Silverstein’s early approach to finding topics magazine editors would deem worthy of publishing was unusual:
One day I unfolded a map of Mexico and looked for a place to live…. I had the notion that it would be good, both financiallly and journalistically, to live someplace where there was nothing happening. That way, when something did happen, there would be no one but me to write about it.
In Nothing Happened, the author wandered from one potential feature story to another, with none materializing as planned. But his book itself stands as proof; the stories were there all along.
There is always a story (Although readers of my blog might suggest I rethink this theory.). The story might not meet a writer’s preconceptions, but it is there nevertheless, an omen as defined by Bierce:
OMEN, n.
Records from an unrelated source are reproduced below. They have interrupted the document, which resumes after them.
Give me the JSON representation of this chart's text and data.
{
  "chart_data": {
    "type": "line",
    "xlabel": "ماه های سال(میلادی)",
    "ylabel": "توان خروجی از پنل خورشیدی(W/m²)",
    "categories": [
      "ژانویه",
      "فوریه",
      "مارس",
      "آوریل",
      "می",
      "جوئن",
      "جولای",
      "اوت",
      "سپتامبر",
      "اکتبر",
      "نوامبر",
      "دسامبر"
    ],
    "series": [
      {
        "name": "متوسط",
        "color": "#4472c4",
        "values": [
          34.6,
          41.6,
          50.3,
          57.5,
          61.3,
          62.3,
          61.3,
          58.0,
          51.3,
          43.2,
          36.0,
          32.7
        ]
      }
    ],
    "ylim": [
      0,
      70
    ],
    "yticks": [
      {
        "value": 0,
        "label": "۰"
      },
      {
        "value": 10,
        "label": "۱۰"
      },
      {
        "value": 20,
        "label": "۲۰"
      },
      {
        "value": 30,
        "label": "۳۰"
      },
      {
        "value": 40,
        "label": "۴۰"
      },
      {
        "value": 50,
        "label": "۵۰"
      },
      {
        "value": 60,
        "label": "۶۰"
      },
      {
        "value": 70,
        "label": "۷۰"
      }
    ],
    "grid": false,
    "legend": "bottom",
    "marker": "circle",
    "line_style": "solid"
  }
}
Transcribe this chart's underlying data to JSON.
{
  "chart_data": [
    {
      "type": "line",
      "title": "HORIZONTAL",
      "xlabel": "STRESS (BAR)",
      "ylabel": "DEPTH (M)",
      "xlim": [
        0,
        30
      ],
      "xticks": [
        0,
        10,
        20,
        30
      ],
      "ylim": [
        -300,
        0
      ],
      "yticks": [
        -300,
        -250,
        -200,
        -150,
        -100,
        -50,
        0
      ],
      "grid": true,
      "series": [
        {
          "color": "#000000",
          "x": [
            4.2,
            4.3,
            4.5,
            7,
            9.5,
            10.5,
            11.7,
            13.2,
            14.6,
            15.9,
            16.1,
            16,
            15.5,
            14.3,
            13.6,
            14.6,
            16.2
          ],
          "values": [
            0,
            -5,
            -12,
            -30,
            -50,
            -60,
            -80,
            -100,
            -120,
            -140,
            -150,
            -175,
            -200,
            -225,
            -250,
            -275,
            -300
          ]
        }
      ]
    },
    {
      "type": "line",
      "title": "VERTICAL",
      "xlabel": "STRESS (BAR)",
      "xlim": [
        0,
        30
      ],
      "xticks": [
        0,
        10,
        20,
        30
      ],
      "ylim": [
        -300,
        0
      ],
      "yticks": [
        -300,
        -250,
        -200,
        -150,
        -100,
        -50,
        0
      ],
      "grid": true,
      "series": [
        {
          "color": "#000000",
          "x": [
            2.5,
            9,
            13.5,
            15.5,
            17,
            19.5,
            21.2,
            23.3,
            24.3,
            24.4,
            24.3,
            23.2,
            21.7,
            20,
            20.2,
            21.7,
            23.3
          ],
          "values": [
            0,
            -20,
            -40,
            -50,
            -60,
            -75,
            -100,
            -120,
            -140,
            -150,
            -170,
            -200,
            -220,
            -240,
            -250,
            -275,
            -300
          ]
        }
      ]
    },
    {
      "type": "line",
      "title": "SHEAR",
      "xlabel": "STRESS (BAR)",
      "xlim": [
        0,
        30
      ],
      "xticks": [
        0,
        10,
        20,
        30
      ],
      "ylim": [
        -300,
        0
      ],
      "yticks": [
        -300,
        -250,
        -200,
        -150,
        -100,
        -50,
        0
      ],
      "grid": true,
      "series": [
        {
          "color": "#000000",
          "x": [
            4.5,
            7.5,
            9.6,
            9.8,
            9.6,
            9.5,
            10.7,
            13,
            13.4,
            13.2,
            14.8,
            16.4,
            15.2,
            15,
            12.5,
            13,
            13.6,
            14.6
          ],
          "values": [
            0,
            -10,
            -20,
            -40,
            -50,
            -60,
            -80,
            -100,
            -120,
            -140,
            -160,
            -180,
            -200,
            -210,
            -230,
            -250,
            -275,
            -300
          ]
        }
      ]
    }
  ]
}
A sign that something will happen if nothing happens.
The story sometimes is merely dormant, waiting to be awakened by an author, who is, as Silverstein wrote in his introduction, willing to permit:
…the real to mingle with the imagined, as it does in the deserted labyrinth of the mind.
Silverstein’s first book is a good omen (as defined by Merriam-Webster not Bierce) of writings yet to come and for Texas Monthly, where he can bedevil reporters with assignments to uncover memorable stories where, at first glance, there are seemingly none. Don’t let any of them remain untold, like Bierce’s death, “reductus in pulvis” (pulverem) (RIP as defined in The Devil’s Dictionary).